With Elvis impersonator, Ryan Pelton!
Elvis means a lot to me. Elvis is proof that any child in America (or anywhere else) can grow up to be anything he wants. Imagine living in the projects of Memphis dreaming of being something someday, and then becoming "The King of Rock n' Roll”. Even though Elvis was as rich as any of us ever dreamed to be, he never stopped enjoying little things. He loved football, roller-skating, a night at the movies, just sitting at home talking to his friends. He never stopped caring about his fans. His fans always meant a lot to him. We loved him in return. That's why we're still here today. Elvis had bad habits, too. Drugs, a temper, he depended too much on the wrong people. But you never heard Elvis claim to be perfect! To him he was just another guy doing his thing. Trying not to hurt anybody. Trying to please people with his music. It's been said Elvis could walk on stage and read a phone book and the crowd would have still loved it. Yet Elvis still had stage fright every time he walked on stage because he was afraid he wouldn't please everyone.
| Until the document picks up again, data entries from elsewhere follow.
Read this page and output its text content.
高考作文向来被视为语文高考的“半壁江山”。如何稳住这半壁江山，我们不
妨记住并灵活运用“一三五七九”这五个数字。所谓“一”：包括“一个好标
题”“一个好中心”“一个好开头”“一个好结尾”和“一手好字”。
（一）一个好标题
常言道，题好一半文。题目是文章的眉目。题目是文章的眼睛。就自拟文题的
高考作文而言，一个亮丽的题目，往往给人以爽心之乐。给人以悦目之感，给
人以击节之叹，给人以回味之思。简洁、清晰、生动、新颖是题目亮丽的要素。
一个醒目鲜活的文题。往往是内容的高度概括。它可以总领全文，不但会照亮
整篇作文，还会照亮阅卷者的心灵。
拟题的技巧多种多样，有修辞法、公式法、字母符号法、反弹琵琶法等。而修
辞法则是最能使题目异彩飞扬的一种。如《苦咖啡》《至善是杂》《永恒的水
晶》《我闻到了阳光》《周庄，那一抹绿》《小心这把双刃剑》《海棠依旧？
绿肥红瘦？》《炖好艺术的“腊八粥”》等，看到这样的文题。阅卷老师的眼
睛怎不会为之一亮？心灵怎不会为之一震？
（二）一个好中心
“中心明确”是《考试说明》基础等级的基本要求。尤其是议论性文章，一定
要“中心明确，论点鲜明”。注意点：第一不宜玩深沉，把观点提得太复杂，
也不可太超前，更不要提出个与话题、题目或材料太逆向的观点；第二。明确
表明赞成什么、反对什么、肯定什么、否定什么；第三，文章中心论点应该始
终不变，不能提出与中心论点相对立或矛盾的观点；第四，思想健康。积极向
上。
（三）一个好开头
I can't listen to "It Hurts Me" without getting tears in my eyes. Every time I play the laughing Elvis track, I have to laugh right along with him. Elvis poured his soul into his music. He demanded perfection from himself while making a record. I agree with Priscilla when she said, "Elvis didn't get it. He never really understood everyone loved Him”. He was still out there trying to earn our love. It was important to him. In my life JFK was killed, the Vietnam war tore this country apart, drugs were everywhere, Hero’s were hard to find. Yet there was always Elvis to look up too. There was always Elvis to listen too. The mention of Elvis brought joy. Elvis gave me a reason to keep trying. Elvis means a lot to me. - J.A.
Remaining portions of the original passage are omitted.